(1. BÖLÜM) | (2. BÖLÜM) | (3. BÖLÜM) | (4. BÖLÜM) | (5. BÖLÜM)
7. DUADAN CEVAP ALMAK
Bazıları herhangi bir arzusunu iletir iletmez Cenab-ı Haktan müsbet bir tecelliye hemen mazhar olmak ister. Eğer arzusunun yerine getirilmesi biraz gecikirse “DUA EDİYORUM, EDİYORUM, EMELİME KAVUŞAMIYORUM VB.” şeklinde serzenişte bulunur; hatta yakınlarına artık bundan sonra duayı bırakacağını bile söyler. Böyle düşünenlere karşı Risale-i Nurun mantıkî, ilmî, psikolojik ve muknî cevapları vardır. Bu tür sual ve cevapları mütalaa edenler, hem imanlarını şüpheden kurtarmış, hem de kalblerini mutmain kılmış olurlar.
Mesnevî-i Nuriye’nin bir başka yerinde dua üç kısma ayrılmaktadır:
1. İnsanın lisanıyla yaptığı kavli dua.
2. Nebatat, eşcârın, bilhassa bahar mevsiminde lisan-ı ihtiyaçla yaptıkları ihtiyaç duaları.
3. Tahavvül, tekemmül şe’ninde olan şeylerin, lisan-ı istidat ile hissedilen istidâdi duaları; herşey Cenab-ı Hakkı tesbih ettiği gibi lisanıyla, ihtiyacıyla, istidadıyla dahi Allah’a dua eder.
İnsanoğlunun pek aceleci bir yapıya sahip olduğunu, “İnsan hayrı istediği gibi, şerri de ister. İnsan pek acelecidir” âyeti veciz şekilde açıklamaktadır.
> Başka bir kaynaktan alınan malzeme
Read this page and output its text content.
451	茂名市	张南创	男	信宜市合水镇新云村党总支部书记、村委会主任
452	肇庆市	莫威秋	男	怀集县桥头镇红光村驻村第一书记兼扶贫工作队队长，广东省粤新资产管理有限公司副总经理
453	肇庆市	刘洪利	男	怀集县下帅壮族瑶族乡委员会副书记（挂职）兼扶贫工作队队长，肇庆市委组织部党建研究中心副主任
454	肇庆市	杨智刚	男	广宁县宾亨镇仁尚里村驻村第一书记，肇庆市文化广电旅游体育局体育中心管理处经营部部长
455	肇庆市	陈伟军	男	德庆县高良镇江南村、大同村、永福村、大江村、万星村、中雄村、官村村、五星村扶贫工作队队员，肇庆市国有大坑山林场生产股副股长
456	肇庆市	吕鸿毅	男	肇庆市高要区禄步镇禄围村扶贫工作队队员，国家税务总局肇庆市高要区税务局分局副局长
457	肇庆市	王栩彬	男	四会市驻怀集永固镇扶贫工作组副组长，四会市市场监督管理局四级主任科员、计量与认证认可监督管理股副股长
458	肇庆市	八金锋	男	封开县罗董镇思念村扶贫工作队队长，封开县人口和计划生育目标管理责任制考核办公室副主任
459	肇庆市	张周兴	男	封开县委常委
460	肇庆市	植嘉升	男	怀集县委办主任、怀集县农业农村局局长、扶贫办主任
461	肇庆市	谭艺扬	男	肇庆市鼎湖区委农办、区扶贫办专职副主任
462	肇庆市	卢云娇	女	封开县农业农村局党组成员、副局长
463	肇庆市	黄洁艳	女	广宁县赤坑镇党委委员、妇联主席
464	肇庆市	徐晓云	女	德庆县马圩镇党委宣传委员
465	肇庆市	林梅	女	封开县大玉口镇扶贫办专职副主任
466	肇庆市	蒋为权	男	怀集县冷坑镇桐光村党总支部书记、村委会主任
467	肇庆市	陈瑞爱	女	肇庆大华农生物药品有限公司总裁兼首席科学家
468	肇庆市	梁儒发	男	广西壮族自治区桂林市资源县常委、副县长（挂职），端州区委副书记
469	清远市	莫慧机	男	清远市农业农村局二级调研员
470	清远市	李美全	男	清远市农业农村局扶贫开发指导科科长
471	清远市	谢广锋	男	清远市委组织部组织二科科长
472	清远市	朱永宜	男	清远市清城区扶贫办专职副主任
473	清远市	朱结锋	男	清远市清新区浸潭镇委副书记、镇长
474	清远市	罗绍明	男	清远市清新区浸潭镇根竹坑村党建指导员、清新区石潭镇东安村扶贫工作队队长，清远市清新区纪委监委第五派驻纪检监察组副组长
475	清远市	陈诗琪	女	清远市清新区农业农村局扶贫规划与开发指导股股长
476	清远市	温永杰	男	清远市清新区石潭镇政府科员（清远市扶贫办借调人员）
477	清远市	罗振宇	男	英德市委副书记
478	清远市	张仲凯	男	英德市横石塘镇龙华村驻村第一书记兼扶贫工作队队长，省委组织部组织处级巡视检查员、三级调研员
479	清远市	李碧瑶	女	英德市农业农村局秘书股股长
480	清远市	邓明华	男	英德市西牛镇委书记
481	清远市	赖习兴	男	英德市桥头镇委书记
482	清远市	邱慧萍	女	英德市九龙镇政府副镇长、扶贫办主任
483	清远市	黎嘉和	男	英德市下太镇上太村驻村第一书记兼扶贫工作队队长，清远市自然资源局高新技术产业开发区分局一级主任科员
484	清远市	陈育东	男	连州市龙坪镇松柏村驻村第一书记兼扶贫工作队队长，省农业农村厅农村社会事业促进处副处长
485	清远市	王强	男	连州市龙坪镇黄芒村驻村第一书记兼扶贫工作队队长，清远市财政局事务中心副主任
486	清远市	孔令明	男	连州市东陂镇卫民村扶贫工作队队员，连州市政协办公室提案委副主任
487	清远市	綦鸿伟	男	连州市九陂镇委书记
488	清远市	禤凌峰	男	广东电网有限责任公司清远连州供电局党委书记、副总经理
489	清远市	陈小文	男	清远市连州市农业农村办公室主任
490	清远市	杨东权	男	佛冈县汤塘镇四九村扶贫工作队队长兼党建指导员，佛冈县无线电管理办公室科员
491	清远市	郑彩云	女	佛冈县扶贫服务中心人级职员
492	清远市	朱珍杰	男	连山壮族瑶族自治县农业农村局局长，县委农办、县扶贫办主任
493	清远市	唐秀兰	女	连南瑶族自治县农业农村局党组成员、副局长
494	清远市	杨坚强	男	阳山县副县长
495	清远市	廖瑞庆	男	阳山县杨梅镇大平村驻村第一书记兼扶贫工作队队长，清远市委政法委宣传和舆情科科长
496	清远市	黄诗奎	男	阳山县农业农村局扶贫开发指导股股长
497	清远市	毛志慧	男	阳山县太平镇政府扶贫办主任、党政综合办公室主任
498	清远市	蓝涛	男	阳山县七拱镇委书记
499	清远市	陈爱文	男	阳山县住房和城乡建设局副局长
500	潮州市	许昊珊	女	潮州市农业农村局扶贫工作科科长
Gerçekten bu âyet insanın önemli bir psikolojik yönüne işaret etmektedir. İnsanlar öfkelendiği, sıkıldığı veya bir güçlükle karşılaştığı zaman umumiyetle bedduaya sarılır. Güçlüklerden sabır ve metanetle kurtulmak için çaba göstereceği yerde aceleci bir tavırla tezden kurtulmak ister. Bu olmayınca da ümitsiz ve kötümser bir ruh haleti içinde “Allah’ım, canımı al da beni bu sıkıntıdan kurtar” gibi sözlerle kendisi için beddua eder ki, bunlar doğru değildir..
İslamî ölçüler içinde mü’mine yakışan tedbiri elden bırakmaksızın teenni ile hareket etmektir. Duasının hemen kabul görmemesine üzülmeksizin, hakkında hayırlı neticelerin yine Cenab-ı Hak tarafından yaratılması için ümitle beklemek kulun imanının bir gereği olmalıdır.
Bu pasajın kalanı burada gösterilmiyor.